IRELAND – Ireland’s Pensions Board only received funding proposals from one-third of the country’s affected defined benefit (DB) schemes by last month’s deadline, the country’s minister for social protection has said.
According to Joan Burton, 300 DB funds should have submitted proposals to the Board by 30 June to show how they would address pension deficits.
However, more than 70% – or 212 funds – failed to meet the deadline, the Labour TD told the Dáil last week.
“The Pensions Board has, by now, formally written to the schemes that have not submitted funding proposals to ascertain their particular circumstances,” Burton told the lower house.
She added that the regulator would now decide – on a “measured basis and taking account of the individual scheme circumstances” – how to proceed with those that failed to comply.
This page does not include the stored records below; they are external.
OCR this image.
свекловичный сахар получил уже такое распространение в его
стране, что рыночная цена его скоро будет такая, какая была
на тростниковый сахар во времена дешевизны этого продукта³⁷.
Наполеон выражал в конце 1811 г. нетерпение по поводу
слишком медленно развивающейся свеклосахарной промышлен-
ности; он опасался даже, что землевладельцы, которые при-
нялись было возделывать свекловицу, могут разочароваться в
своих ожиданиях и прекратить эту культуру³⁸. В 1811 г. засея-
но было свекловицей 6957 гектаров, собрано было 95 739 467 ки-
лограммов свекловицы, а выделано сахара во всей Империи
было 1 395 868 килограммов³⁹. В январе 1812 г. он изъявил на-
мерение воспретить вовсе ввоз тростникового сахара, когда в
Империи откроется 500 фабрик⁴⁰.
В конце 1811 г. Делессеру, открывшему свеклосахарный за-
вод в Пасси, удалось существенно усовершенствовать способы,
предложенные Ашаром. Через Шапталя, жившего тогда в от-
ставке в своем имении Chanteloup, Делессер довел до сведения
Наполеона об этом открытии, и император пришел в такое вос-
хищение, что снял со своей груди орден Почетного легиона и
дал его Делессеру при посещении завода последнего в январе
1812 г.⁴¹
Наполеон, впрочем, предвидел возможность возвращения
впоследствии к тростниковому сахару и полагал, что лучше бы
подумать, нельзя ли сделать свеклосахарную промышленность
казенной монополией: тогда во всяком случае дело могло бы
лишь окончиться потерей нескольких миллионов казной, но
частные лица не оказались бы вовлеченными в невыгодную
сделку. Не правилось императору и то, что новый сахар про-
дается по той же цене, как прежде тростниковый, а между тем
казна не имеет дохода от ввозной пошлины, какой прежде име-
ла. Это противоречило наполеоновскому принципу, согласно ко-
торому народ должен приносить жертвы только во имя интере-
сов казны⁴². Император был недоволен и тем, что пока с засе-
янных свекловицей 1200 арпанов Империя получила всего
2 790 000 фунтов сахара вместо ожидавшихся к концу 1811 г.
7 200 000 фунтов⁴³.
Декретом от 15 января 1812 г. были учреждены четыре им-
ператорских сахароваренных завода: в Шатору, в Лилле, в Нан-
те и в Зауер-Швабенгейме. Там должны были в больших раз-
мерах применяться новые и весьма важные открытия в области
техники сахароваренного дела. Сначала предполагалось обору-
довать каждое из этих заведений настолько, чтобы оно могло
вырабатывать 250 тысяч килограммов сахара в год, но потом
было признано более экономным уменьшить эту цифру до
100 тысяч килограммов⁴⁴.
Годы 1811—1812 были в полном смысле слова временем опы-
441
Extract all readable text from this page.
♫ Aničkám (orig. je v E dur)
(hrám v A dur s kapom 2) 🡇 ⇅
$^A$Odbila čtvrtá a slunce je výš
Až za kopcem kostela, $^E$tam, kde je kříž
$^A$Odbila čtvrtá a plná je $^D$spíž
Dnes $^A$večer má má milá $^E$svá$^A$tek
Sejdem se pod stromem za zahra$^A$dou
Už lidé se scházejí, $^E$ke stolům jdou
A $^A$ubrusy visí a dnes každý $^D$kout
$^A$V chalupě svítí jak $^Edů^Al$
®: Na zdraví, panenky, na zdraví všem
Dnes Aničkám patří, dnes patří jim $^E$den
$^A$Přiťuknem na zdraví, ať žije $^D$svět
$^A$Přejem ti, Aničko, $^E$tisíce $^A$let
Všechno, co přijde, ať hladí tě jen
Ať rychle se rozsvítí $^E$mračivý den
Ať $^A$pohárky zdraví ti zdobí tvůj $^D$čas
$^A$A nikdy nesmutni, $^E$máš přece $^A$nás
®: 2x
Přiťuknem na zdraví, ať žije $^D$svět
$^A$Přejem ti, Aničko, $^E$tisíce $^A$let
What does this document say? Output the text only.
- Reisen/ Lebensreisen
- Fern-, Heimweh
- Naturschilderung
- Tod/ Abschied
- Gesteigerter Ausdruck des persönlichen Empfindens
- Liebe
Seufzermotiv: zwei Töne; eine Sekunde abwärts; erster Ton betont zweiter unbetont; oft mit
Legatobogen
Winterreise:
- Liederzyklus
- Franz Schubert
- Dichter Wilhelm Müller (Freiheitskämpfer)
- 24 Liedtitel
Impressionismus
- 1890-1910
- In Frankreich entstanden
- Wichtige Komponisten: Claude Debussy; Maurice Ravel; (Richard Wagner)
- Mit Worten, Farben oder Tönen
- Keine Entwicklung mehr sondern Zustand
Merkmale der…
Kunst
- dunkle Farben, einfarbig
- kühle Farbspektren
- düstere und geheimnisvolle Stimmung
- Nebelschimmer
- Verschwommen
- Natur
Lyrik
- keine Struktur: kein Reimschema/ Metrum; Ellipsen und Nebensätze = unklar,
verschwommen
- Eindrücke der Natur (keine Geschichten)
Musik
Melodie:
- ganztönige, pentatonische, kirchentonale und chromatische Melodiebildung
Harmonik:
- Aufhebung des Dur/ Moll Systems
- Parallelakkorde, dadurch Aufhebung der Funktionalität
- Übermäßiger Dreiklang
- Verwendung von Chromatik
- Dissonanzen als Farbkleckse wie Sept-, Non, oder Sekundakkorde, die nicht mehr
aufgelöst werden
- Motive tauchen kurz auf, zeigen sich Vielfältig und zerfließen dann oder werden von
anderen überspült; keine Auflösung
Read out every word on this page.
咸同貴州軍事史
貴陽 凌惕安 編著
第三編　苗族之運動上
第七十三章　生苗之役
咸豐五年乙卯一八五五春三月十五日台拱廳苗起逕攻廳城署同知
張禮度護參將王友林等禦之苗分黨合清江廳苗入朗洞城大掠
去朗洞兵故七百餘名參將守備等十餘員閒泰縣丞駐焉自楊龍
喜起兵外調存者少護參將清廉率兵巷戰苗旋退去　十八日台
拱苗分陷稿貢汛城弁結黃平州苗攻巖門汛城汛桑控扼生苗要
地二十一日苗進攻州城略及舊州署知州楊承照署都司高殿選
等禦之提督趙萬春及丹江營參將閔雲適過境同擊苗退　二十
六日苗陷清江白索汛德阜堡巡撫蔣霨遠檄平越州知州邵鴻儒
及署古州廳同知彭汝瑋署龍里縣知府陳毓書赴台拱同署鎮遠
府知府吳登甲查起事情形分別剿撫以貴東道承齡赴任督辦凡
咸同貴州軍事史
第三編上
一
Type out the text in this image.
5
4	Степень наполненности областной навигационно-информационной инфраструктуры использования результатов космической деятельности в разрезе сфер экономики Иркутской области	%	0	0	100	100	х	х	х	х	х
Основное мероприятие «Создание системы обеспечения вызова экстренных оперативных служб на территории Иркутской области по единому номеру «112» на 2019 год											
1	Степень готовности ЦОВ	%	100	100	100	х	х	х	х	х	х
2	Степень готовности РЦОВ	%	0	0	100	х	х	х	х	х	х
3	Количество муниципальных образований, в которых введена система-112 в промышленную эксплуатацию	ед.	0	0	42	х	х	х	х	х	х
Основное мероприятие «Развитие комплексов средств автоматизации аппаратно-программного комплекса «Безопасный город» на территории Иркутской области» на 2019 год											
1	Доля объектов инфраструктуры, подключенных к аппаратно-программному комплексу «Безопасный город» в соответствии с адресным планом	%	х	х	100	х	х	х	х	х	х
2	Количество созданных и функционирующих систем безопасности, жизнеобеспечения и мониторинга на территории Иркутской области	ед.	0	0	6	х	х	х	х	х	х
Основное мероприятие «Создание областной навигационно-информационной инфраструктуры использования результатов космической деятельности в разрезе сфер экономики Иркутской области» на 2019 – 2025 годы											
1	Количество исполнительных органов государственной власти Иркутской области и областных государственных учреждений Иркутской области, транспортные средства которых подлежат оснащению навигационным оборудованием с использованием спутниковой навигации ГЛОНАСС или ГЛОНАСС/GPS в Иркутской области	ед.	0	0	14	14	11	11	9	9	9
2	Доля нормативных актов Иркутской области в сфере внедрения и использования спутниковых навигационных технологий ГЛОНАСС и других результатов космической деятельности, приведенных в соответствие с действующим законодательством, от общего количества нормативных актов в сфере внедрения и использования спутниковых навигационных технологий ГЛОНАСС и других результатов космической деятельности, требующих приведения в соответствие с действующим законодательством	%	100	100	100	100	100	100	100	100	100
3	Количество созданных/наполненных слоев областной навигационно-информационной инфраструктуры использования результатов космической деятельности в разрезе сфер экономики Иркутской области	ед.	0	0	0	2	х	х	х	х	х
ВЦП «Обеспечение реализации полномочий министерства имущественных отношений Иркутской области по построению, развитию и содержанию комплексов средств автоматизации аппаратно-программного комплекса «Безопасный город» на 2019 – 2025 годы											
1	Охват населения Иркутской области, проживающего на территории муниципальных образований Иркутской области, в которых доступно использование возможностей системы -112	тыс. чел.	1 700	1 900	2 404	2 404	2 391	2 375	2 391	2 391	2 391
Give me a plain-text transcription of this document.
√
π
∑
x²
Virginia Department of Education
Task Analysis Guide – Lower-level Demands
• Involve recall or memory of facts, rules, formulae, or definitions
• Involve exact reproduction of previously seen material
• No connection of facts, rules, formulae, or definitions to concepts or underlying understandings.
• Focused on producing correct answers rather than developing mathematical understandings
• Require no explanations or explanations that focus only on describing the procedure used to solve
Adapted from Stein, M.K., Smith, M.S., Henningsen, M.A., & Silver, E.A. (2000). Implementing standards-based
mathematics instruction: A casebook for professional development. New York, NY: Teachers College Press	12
This suggests the Board will not seek to wind up schemes immediately, following amendments in May allowing it to do so where schemes fail to submit proposals.
Burton noted that a number of funds had made clear they would be submitting proposals shortly and said there had been an “unfounded” expectation that the Board would for a third time postpone the submission deadline.
Consultancy LCP had previously called for the submission deadline to be delayed once again after Burton’s Department of Social Protection unveiled a number of measures at the end of May that would allow DB funds to offset future risk reserve requirements with corporate bonds.
The government also lowered the risk reserve requirement, effective 2016, to 10%.
However, as schemes in deficit were required to submit proposals only a month later that would address how they would meet the 10% requirement, the consultancy argued in favour of a new deadline despite the changes overall being seen as positive.
In a separate parliamentary question, Burton said Irish DB schemes had been experiencing “persistent” funding difficulties, but added that social partners and trustees had been making “strenuous” efforts to protect individual schemes’ future viability.
“While trustees and employers will explore a range of options to secure the sustainability of pension provision, some schemes will wind up,” she said.
She added that the priority order of assets upon wind-up was an issue that had been “examined in some depth” and was currently under consideration by the department.
But she gave no indication of changes to the order being imminent.
“I am keeping the situation under review,” she said, “and will report back to the government in the coming months on these issues.
“Legislative proposals and additional reforms will be considered at that stage.”
Unions and employers alike have backed changes to the priority order, but experts have claimed such changes would need to be reconsidered in the wake of a European Court of Justice ruling that found the Irish government’s failure to protect pension benefits was a “serious breach” of its duty as an EU member state.